Já se afirma abertamente e sem qualquer espécie de análise crítica que o Islão é uma religião bélica e perigosíssima, e que a Europa tem o direito de se proteger e por isso deve fechar as portas aos muçulmanos. Muito se poderia responder a isto. Prefiro passar o link para um artigo excelente, que um amigo me fez chegar hoje. Leiam, leiam - informa imenso e dá resposta a muitas questões. O problema não é o Islão, é o aproveitamento oportunista de uma ideia propositadamente desfigurada dessa religião para justificar comportamentos que nasceram de uma ânsia prévia de radicalização.  



Do mesmo modo, escolher um discurso islamofóbico incendiário é deixar-se levar pela sede de radicalismo, e é a solução obviamente mais fácil - quando se é demasiado preguiçoso para ler... 


3 comentários:

Jaime Santos disse...

Mais uma vez, um muito bom texto, Helena, e obrigado pelo link.
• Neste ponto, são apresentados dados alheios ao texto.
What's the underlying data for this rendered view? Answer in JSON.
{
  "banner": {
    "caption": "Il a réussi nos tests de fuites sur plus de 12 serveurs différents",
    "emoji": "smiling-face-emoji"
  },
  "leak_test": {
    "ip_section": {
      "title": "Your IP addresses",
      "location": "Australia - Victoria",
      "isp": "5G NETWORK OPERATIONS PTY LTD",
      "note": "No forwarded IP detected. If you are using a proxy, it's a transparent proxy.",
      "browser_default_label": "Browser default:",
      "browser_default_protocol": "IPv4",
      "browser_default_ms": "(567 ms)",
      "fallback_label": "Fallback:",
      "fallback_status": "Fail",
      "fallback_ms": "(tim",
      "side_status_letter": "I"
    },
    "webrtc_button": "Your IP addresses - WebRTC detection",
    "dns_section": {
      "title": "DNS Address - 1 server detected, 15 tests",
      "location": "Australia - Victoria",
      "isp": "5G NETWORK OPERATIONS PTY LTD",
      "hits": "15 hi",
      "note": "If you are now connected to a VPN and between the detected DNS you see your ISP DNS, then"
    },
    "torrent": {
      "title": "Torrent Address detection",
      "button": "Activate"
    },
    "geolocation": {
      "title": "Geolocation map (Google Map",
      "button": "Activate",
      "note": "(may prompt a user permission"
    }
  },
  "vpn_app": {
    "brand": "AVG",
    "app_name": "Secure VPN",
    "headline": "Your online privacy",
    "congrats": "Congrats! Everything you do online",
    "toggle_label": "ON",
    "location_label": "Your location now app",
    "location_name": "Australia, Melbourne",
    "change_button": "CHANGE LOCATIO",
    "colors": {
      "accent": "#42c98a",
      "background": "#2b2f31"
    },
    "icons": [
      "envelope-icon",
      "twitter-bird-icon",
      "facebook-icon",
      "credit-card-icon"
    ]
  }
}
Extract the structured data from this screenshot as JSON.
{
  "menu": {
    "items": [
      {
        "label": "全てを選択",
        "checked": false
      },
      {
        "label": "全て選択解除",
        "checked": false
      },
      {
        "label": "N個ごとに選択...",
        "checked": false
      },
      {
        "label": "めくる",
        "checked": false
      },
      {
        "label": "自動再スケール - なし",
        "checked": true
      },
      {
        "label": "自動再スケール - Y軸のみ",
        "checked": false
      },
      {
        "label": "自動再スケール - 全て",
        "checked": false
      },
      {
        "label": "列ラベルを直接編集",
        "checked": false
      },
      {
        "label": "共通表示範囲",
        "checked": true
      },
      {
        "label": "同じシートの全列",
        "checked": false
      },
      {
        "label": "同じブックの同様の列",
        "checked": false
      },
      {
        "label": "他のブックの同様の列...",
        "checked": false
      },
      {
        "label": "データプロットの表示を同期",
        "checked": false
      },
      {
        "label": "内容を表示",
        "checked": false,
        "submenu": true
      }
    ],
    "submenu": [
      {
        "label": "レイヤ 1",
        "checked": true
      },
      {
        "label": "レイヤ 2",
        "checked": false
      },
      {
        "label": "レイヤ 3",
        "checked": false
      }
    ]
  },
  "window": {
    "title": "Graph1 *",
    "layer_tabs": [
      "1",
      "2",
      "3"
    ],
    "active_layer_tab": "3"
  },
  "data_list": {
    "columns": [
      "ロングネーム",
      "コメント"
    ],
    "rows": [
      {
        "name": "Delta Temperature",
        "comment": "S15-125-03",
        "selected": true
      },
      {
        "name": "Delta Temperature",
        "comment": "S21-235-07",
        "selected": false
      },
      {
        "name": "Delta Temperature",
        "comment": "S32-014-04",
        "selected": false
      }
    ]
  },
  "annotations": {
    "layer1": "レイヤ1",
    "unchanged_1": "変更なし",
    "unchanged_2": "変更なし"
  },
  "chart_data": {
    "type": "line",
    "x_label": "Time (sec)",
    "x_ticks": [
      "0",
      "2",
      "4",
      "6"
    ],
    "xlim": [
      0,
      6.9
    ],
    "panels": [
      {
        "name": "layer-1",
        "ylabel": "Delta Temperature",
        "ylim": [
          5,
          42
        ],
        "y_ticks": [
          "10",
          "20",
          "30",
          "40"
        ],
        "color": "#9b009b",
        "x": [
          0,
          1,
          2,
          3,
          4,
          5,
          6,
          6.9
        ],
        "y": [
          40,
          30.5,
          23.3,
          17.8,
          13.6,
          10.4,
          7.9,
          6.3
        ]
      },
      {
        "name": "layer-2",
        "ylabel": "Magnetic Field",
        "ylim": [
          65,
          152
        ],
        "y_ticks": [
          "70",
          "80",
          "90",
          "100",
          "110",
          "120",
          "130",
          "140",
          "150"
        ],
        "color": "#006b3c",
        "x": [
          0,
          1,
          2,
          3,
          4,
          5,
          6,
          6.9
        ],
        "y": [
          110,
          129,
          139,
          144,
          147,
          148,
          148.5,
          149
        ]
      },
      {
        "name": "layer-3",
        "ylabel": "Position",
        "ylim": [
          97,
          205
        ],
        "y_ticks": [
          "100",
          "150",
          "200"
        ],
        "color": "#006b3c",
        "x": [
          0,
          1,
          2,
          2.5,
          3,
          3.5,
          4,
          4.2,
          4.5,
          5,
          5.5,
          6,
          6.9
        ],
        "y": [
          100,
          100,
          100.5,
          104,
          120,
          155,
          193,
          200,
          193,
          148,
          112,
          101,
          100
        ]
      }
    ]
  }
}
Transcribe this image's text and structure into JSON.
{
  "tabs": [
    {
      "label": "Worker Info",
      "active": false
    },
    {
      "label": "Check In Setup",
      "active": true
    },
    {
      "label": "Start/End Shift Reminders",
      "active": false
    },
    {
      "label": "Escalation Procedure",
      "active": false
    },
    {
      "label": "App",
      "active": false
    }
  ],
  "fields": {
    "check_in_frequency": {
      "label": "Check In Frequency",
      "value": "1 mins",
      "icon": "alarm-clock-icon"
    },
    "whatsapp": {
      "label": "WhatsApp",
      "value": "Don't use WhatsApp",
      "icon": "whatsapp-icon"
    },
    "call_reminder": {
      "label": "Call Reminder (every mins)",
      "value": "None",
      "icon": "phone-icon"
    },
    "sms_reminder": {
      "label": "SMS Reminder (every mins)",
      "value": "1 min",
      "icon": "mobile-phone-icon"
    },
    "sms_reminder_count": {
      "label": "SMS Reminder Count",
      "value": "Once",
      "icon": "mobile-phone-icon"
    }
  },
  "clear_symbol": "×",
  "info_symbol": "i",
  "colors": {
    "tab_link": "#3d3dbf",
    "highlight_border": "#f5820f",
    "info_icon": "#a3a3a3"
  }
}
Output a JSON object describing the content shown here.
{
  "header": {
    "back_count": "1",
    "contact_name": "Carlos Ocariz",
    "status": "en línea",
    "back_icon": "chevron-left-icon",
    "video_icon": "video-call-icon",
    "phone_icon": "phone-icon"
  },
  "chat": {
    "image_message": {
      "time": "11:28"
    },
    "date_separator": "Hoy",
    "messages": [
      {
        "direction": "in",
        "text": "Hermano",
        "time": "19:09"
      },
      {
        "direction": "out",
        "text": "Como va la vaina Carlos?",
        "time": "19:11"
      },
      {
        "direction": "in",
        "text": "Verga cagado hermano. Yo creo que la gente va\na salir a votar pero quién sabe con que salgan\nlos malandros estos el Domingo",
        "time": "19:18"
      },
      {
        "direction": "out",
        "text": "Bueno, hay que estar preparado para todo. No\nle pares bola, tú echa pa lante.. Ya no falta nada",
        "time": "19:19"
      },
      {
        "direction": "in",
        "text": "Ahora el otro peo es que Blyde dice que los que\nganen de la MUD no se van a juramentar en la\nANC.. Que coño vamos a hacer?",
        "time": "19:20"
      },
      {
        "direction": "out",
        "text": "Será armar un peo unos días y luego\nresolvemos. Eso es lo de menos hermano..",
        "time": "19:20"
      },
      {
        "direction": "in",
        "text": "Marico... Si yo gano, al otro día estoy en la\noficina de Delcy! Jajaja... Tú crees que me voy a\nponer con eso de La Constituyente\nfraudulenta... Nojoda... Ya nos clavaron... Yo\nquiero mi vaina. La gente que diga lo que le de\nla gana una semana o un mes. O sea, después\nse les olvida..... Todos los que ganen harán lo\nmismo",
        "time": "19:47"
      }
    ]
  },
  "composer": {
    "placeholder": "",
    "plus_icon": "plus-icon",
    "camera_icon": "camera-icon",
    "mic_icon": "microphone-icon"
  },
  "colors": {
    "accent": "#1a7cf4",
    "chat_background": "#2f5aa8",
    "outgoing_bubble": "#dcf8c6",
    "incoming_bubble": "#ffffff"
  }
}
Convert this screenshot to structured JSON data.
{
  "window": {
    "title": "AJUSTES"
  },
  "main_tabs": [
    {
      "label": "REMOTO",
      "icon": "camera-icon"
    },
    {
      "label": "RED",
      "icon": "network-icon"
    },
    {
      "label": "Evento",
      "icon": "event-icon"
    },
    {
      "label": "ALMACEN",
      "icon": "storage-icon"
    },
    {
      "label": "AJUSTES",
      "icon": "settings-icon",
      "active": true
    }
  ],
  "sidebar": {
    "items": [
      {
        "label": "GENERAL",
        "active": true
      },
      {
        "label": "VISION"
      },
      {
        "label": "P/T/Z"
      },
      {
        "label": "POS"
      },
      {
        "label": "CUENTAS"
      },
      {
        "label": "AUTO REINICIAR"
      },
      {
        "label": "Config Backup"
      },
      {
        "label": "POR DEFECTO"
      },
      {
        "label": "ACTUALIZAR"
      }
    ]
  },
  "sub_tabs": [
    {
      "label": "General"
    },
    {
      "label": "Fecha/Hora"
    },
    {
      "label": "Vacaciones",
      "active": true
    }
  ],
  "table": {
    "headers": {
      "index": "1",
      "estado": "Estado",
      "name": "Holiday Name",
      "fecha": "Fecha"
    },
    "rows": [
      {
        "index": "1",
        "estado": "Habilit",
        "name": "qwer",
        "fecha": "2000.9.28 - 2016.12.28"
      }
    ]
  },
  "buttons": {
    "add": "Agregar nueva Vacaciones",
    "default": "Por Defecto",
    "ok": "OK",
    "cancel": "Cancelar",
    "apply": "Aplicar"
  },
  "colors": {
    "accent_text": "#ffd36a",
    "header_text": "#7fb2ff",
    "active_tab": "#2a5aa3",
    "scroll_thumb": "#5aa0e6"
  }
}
As suas palavras serenas fazem-nos lembrar que não temos nada a ganhar em perder a cabeça e o sentido de humanidade para com os outros e muito a perder...

D.S. disse...

Li há uns tempos um artigo - e com muita pena minha não guardei o link dessa peça de investigação - onde era referido que vivíamos na época da História com a menor taxa de homicídios de sempre. É muito fácil deixarmo-nos levar pelo mediatismo destes ataques, terroristas ou não, que parecem agora acontecer a cada semana. Mas é fundamental meter as coisas em perspetiva: como muito bem disse a Helena, é muito mais provável morrer-se num acidente de viação do que num ataque destes. A propósito desse refugiado que matou a mulher com a machete, e porque na altura ouvi referido que se suspeitava tratar-se de um crime passional, lembrei-me logo das dezenas de mulheres que são mortas todos os anos às mãos de companheiros/ex-companheiros e das quais os media raramente falam. Mas desta vez, as circunstâncias do agressor já justificaram referência, para empolgar os números de supostos ataques terroristas.

Com isto não pretendo menosprezar o que se passou e realmente é preciso tomar medidas para tentar minimizar ao máximo este tipo de ataques; mas essas medidas não podem ser excecionais nem podem ir contra os valores europeus. Mais uma vez, metendo as coisas em perspetiva como a Helena fez ao enumerar os desafios que cada geração no séc. XX se deparou, não estamos a caminhar para o fim do mundo nem para a catástrofe, temos apenas que aprender a lidar com o problema que nos calhou na História a nós.

antuérpia disse...

Helena, acabei de ler que a Chaceler Merkel tinha decidido não mudar de política quanto aos refugiados apesar dos ataques. Fez-me respeitá-la muito.Corri para ver o que andavas a escrever por aqui e descobri isto. Não resisto a dizer-te que gostei muito, tal como do link. Bem-hajas!